Campo Grande News

Perto das três dezenas de mortes em Campo Grande e com mais de 3,7 mil casos de covid-18, a cidade chega hoje a quatro meses exatos desde o primeiro caso da doença, registrado em 9 de março segundo as tabelas ajustadas pela Secretaria de Saúde.
A pergunta sobre a decretação do “lockdown” está no ar e a resposta do prefeito Marquinhos Trad (PSD) a respeito é de que essa medida drástica vai depender do comportamento da população diante das novas resoluções adotadas: toque de recolher às 20h, shoppings abertos só até às 19h e restaurantes e bares com no máximo 40% de sua capacidade.
Ao falar do tema, o prefeito usou o tom rotineiro de pedir às pessoas que obedeçam às regras e, ainda, retomou o uso de metáforas ligadas à religião.

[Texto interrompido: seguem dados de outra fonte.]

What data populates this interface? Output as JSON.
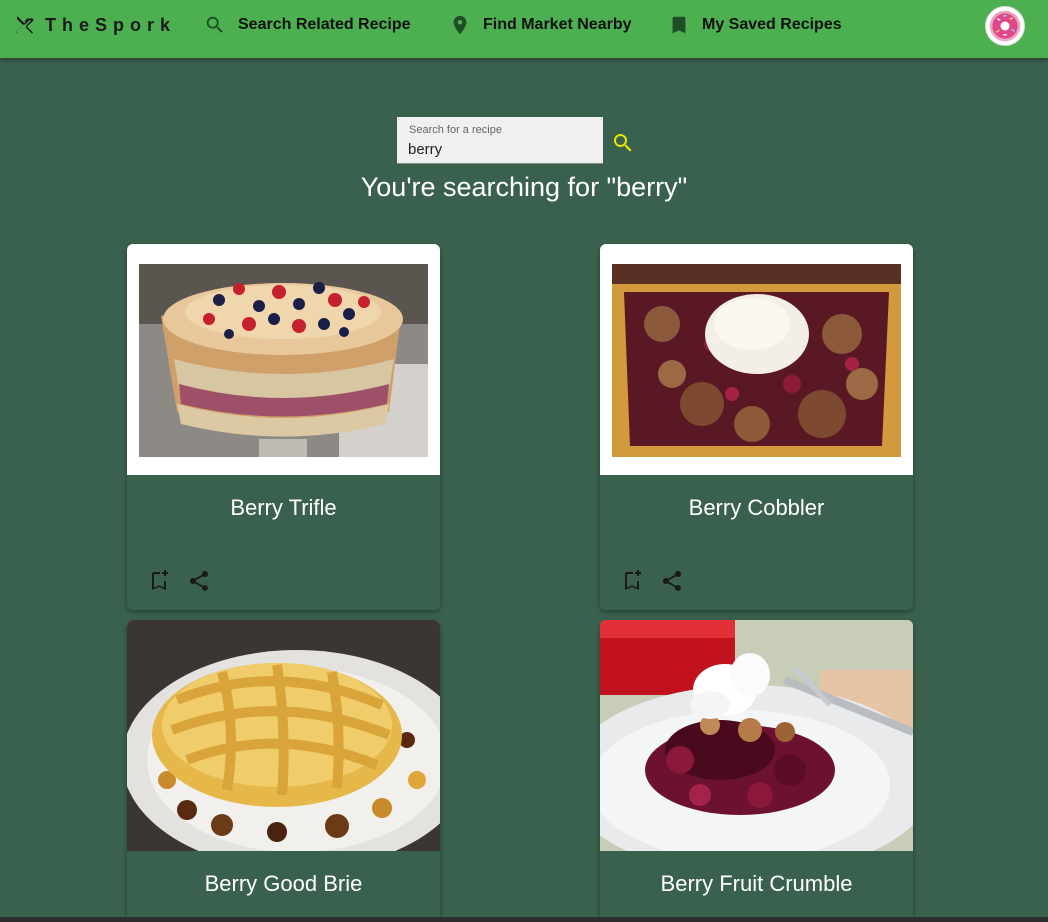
{
  "navbar": {
    "brand": "TheSpork",
    "items": [
      {
        "label": "Search Related Recipe",
        "icon": "search-icon"
      },
      {
        "label": "Find Market Nearby",
        "icon": "location-pin-icon"
      },
      {
        "label": "My Saved Recipes",
        "icon": "bookmark-icon"
      }
    ],
    "avatar_icon": "donut-icon"
  },
  "search": {
    "placeholder": "Search for a recipe",
    "value": "berry",
    "heading": "You're searching for \"berry\""
  },
  "recipes": [
    {
      "title": "Berry Trifle",
      "image": "berry-trifle-photo"
    },
    {
      "title": "Berry Cobbler",
      "image": "berry-cobbler-photo"
    },
    {
      "title": "Berry Good Brie",
      "image": "berry-good-brie-photo"
    },
    {
      "title": "Berry Fruit Crumble",
      "image": "berry-fruit-crumble-photo"
    }
  ],
  "colors": {
    "navbar": "#4caf50",
    "background": "#3a614d",
    "search_icon": "#e8e800",
    "card_text": "#ffffff"
  }
}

Citou o livre arbítrio definido na Bíblia. “A maneira como estão crescendo os casos, é sinal de que o comportamento não está adequado”, pontuou.
“Deus deu a regras, não matar, não roubar. Tem pessoas que matam e roubam”, citou. Na complementação, afirmou ainda que é difícil controlar até os próximos, quanto mais uma população inteira. “Você não os controles nem das pessoas que você ama”, declarou.
Para o prefeito, as medidas adotadas deveriam ter sido suficientes, se as pessoas acatassem. Indagado sobre quem diz que tem que sair para trabalhar, pois os lugares estão abertos, o prefeito afirma que se todos os cuidados fossem adotados, como usar máscara, manter as mãos limpas, não haveria o contágio.
E o lockdown ? – Sobre a a adoção do bloqueio para a saída de casa, tradução em português da palavra inglesa “lockdown”, o prefeito diz que há um “limite” percentual para a ocupação dos leitos de UTI, que está em acompanhamento diário.
Quando essa ocupação das vagas em geral passar dos 85%, acende o alerta vermelho, diz o prefeito.
Hoje, diz Marquinhos, a ocupação é de 77% dos leitos para todas os tipos de paciente. Os que são destinados especificamente aos pacientes de covid, segundo ele, tem ocupação menor, pouco mais da metade, afirma.